My thoughts on Spelunky and I assume Minecraft aside (I'm not a big fan of either), the GMT video demonstrates (maybe unintentionally) that the nature of "good procedural content" is, in practice, less procedural content. Selective and restrained procedural content.
That's not NMS. The dream that NMS presented is not a worthwhile one. Leaving everything up to chance, downplaying design itself so thoroughly, is not how good games are made. NMS demonstrates that so perfectly.
I don't think that's true.
First of all, the dream of procedural generation is still alive. Look at something like Space Engine.
The future is far away, but the future is bright.
Second, the principle difference between something like No Man's Sky and Spelunky or Minecraft is that the former has bad game design, while the latter two have good design layered on their procedural generation.

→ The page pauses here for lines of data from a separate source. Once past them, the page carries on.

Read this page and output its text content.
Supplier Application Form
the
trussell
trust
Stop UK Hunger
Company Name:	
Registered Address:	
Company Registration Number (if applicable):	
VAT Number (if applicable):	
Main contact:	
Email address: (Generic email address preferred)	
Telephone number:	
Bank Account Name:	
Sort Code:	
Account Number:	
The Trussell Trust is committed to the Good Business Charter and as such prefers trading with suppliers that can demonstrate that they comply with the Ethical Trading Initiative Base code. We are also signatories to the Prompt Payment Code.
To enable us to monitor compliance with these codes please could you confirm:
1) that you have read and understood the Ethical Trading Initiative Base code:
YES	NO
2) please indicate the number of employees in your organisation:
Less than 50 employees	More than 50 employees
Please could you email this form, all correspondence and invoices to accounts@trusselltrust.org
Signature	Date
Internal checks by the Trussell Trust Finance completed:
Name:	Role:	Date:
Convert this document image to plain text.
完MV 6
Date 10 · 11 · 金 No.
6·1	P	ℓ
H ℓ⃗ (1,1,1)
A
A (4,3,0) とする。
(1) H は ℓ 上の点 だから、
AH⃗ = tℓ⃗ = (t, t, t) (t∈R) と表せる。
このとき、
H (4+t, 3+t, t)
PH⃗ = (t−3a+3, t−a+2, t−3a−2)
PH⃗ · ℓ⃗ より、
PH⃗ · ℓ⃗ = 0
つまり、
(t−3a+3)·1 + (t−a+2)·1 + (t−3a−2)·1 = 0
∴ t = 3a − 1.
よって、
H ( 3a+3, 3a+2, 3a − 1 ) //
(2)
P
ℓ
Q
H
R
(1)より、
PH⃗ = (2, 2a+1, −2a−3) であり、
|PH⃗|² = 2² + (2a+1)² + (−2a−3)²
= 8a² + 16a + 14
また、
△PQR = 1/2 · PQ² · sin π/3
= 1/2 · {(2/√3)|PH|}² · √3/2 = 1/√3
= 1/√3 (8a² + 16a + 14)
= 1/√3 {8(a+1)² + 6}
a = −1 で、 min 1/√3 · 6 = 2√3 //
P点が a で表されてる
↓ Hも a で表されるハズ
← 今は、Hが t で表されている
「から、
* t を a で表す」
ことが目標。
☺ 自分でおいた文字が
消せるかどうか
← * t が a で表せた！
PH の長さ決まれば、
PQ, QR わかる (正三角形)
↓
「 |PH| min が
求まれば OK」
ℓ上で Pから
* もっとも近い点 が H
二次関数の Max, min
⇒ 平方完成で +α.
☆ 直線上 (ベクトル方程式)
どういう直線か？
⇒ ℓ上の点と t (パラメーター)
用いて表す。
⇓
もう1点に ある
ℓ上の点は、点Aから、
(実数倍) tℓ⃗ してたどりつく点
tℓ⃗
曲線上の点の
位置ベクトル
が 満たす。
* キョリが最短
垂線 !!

Consider the difference, Minecraft is a game that encourages player investment with well-thought out but basic gameplay loops. The most basic gameplay mechanic is duh, mining (or perhaps more broadly "harvesting). And to find suitable mining spots, you need to explore. These two mechanics feed into player investment which comes mostly in the form of building. Players build crazy castles and mansions and they concoct amazing red-stone machines. Boom, player investment and engaging with the world. Each time you spawn a new world seed, you'll never know where the materials you need to build are going to be. Having basic biomes means you at least need to wander a bit to see different things. You'll never know what the landscape is going to look like and how you might need to adjust your home base to fit it, or how you'll need to terraform it.
And with survival mechanics, Minecraft further encourages you to explore, and then later encourages you to try things like farming. Again, investing you in calling a place "yours" and stamping an identity and ownership on a completely procedurally generated world. Throw in multiplayer and you have some fairly engaging player co-op building and even PvP going on.
Compare this to No Man's Sky which is a glorified seek-and-find
cum tourism simulator. The resources you need are only needed to power your suit, tool and ship (or to sell). There's nothing else you can do with them. You can never build a home base, you never can or even
need to create a resource farm. Land on a planet, go "hey that's a pretty landscape," press the screenshot button and then you just wander around looking for the stupid little zinc plant that looks the same on ever damn planet so you can press square and harvest it. You can't even build or customize a ship and are left only with the option of buying procedurally generated ships from vendors.
And on top of the no building or customization, there's no player interaction. So forget building together or fighting one another, you can't even engage in the basic enjoyment of
exploring together.
You could even make your same claim about the preponderance of survival-resource-crafting games inn Steam. Doesn't the failure of No Man's Sky show those are a dead-end market bubble waiting to pop? And the answer is again, no. The fundamental flaw of No Man's Sky isn't its procedural generation or its focus on survival-resource-crafting. The flaw is that it basically does nothing
with those ideas. There's almost nothing that makes the game more engaging or that draws the player to invest something back, and that's what's caused the backlash, and I think that's the lesson to be taken away from it.